When Email Goes Bad

It's easy to fire off an email with barely any effort at all. And that's exactly how much effort goes into most emails: none. Ole Eichhorn's Tyranny of Email offers a succinct set of guidelines to avoid thoughtless email abuse:

This is a companion discussion topic for the original blog entry at: http://www.codinghorror.com/blog/2005/09/when-email-goes-bad.html

Before anyone posts a comment, hey, how about that Lifehacker’s Guide to Weblog Comments? :wink:


Its also a good idea to assume that everyone may read it, considering how easy it is for others to forward mail around.

And in the financial industry (where I work) the Sarbanes-Oxley act pretty much assures that your mail will never be deleted.

The 43 folders advice is interesting because except for point 5, it’s the same “inverted pyramid” style that newswriters use. (One presumes that the authors of news articles don’t ask for what they want. Perhaps they expect us just to infer it. :slight_smile: )

Writing advice is pretty much universal, and just coz it’s email doesn’t mean the same rules don’t apply …

Good business writing may have some broad similarities.
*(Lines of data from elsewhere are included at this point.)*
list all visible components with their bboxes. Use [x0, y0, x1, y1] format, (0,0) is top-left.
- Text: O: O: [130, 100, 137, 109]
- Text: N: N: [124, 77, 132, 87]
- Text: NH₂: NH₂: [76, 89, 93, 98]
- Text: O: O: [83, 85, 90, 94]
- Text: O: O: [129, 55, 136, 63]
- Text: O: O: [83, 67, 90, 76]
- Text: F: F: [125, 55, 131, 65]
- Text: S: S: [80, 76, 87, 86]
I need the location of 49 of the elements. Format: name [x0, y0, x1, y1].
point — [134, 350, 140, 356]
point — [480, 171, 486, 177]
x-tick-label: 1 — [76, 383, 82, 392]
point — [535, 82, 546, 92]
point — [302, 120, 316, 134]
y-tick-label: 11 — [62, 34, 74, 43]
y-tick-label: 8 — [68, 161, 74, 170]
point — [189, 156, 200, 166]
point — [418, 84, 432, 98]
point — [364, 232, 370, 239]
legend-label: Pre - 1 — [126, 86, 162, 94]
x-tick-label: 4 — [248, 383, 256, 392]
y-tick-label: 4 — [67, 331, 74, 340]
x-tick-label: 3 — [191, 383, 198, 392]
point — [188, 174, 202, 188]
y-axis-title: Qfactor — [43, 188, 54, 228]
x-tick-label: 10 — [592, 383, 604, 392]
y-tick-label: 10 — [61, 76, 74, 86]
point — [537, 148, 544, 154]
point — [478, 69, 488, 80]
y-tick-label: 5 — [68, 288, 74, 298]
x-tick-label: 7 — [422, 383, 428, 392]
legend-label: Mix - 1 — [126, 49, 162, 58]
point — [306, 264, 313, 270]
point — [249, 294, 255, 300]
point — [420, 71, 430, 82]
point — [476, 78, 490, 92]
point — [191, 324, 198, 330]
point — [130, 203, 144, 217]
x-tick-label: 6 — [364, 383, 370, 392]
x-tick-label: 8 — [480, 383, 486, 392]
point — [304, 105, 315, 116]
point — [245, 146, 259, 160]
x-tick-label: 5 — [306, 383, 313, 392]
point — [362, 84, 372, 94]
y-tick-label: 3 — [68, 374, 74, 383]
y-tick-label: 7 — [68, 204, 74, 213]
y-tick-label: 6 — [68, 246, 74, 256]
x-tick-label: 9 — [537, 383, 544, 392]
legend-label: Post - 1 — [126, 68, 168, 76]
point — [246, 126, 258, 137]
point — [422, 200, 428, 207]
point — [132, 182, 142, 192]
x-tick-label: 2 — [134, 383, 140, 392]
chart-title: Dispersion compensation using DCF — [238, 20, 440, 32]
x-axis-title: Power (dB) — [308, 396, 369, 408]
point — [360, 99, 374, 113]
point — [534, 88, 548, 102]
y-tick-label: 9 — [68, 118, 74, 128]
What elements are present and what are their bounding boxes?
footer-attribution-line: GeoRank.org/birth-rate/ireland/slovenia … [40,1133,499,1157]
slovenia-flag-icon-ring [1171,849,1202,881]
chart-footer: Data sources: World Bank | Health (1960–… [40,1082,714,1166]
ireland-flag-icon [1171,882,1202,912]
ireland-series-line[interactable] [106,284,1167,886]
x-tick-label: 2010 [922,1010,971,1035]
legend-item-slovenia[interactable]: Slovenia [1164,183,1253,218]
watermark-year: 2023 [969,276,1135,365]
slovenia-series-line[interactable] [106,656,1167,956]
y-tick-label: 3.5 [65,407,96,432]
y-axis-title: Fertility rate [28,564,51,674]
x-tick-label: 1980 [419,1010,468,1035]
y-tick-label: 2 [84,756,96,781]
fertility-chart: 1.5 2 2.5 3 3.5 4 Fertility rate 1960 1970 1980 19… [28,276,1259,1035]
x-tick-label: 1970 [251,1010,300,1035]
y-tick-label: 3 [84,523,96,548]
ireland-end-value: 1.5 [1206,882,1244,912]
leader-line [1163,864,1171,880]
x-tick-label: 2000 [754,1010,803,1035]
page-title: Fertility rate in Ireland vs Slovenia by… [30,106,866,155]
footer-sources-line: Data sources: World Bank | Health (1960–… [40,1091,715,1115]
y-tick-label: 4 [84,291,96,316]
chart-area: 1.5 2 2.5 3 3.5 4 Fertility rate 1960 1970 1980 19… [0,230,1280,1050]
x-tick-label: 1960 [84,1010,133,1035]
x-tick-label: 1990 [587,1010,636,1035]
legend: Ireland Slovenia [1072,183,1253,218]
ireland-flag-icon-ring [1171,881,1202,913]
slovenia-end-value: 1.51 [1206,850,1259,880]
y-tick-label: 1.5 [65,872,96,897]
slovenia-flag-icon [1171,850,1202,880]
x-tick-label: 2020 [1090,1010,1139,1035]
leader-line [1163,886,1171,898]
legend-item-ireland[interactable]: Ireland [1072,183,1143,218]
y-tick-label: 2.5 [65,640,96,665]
However, I think there are some major differences in how you write an email, a blog entry, and an IM…

Writing advice is pretty much universal, and just coz it’s email doesn’t mean the same rules don’t apply …
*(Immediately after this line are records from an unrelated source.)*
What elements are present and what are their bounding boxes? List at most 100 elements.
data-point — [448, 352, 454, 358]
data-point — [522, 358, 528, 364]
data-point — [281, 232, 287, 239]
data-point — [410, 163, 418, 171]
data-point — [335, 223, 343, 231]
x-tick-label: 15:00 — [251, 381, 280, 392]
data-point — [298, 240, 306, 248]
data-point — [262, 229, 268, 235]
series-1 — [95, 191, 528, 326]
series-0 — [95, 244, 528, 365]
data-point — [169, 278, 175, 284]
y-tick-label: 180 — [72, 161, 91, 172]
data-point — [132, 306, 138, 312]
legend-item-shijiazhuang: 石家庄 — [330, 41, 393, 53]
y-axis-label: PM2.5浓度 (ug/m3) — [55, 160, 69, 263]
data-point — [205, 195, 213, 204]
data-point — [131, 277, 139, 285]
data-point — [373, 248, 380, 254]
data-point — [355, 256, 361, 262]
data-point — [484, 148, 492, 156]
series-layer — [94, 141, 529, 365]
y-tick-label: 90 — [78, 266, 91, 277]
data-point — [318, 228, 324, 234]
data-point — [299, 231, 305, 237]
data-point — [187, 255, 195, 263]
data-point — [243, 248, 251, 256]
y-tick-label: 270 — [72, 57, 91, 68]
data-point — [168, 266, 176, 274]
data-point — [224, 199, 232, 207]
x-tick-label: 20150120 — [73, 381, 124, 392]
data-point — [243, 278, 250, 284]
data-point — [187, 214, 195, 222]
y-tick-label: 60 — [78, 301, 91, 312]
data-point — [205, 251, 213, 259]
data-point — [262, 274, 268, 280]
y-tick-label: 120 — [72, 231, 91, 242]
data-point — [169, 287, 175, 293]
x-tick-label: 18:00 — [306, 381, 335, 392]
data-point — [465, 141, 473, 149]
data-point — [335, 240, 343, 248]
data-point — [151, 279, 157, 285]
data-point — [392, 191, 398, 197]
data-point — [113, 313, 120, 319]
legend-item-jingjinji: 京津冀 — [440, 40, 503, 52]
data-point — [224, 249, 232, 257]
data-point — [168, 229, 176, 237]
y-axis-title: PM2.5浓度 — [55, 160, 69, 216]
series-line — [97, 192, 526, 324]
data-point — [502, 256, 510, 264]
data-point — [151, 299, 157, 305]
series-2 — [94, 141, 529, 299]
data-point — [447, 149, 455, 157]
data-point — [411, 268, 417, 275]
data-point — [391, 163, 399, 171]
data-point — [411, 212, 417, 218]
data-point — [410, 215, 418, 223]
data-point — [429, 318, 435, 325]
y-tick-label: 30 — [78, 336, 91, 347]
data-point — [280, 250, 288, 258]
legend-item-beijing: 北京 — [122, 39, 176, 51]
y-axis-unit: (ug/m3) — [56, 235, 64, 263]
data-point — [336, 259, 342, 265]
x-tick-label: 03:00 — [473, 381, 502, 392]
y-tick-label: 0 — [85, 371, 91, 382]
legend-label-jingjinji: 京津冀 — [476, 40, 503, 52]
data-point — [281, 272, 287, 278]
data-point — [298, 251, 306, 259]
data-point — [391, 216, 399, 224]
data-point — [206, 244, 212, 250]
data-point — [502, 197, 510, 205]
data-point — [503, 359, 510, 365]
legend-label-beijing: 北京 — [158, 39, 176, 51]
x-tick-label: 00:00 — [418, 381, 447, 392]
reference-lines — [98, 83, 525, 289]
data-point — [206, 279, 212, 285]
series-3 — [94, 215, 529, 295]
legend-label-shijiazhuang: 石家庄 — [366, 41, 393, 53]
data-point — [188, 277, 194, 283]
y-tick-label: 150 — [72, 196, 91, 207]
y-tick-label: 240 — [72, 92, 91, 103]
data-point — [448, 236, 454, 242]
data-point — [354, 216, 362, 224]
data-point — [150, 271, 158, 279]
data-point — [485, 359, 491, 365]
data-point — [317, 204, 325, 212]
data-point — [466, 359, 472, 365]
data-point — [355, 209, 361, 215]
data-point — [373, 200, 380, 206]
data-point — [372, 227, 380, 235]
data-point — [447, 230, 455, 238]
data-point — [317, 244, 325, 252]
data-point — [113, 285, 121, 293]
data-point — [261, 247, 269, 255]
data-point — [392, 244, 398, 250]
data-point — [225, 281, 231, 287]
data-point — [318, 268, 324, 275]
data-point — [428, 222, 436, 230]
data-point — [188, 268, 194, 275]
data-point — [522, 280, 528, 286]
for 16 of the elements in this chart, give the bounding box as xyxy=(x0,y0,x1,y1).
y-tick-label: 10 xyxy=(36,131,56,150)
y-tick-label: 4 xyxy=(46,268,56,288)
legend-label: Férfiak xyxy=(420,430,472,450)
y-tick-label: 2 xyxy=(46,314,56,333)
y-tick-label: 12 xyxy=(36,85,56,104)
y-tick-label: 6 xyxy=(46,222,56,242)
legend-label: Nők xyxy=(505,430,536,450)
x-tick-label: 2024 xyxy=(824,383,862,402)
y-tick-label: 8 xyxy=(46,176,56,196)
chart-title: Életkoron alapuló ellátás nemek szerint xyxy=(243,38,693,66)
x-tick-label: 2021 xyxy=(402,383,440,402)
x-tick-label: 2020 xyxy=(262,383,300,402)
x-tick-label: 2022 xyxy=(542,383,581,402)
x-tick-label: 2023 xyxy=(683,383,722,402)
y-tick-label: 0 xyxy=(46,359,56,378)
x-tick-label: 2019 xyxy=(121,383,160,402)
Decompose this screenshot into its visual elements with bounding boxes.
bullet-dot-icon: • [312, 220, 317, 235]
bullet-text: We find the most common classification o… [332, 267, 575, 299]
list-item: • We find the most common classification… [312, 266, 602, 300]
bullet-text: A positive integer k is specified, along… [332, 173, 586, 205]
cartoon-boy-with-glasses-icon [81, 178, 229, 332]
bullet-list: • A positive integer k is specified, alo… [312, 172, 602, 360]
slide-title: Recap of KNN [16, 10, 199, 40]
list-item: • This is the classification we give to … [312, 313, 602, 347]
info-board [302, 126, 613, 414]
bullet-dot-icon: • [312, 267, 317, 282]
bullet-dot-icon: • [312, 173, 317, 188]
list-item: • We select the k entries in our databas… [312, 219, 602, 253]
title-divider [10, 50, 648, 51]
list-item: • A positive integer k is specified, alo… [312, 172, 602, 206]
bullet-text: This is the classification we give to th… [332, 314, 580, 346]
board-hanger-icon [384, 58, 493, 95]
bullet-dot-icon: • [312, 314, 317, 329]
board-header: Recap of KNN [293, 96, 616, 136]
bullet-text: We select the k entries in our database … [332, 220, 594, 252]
Oh, really? So writing an IM or a blog entry is just like writing an email?

Not exactly alike, but very similar. Business writing style guidelines aim for clarity and effectiveness; the same basic concerns are always present.
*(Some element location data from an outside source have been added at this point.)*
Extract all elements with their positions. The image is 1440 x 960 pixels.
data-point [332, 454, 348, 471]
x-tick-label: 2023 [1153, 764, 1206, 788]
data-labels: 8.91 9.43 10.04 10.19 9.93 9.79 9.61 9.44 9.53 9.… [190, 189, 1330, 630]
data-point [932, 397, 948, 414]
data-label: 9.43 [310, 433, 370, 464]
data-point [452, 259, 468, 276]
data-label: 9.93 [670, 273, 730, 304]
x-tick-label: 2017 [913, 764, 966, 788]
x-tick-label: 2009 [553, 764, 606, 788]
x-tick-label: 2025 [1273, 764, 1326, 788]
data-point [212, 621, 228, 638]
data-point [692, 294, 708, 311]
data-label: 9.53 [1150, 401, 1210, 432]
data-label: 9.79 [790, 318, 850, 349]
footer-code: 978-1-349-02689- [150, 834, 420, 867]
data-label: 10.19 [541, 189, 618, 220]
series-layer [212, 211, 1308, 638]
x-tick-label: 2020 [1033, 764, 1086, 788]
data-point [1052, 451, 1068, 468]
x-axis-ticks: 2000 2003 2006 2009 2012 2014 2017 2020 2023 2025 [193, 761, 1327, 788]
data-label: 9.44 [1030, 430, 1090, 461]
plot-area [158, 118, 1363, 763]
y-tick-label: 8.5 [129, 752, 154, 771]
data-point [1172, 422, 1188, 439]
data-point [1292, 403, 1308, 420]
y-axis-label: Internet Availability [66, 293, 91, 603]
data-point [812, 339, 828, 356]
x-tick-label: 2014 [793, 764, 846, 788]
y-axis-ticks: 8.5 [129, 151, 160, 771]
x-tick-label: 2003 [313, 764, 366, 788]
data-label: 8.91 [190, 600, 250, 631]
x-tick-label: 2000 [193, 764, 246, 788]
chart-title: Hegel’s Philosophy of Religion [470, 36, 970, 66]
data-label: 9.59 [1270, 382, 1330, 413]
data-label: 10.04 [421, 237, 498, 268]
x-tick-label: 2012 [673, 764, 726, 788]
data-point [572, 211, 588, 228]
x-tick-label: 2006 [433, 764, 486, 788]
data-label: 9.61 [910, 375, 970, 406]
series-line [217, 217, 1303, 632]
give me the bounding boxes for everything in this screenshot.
Are you being contrary on purpose Jeff?

Here is Guy Kawasaki’s guide on this topic, “The Effective Emailer”


Something I’ve done in the past is set up a rule in Outlook to hold mail for [x] number of minutes before sending it…this has saved me in the past as on more than one occassion I’ve asked myself…“is that message really email worthy”, or even saved my ass from sending a heated message to someone.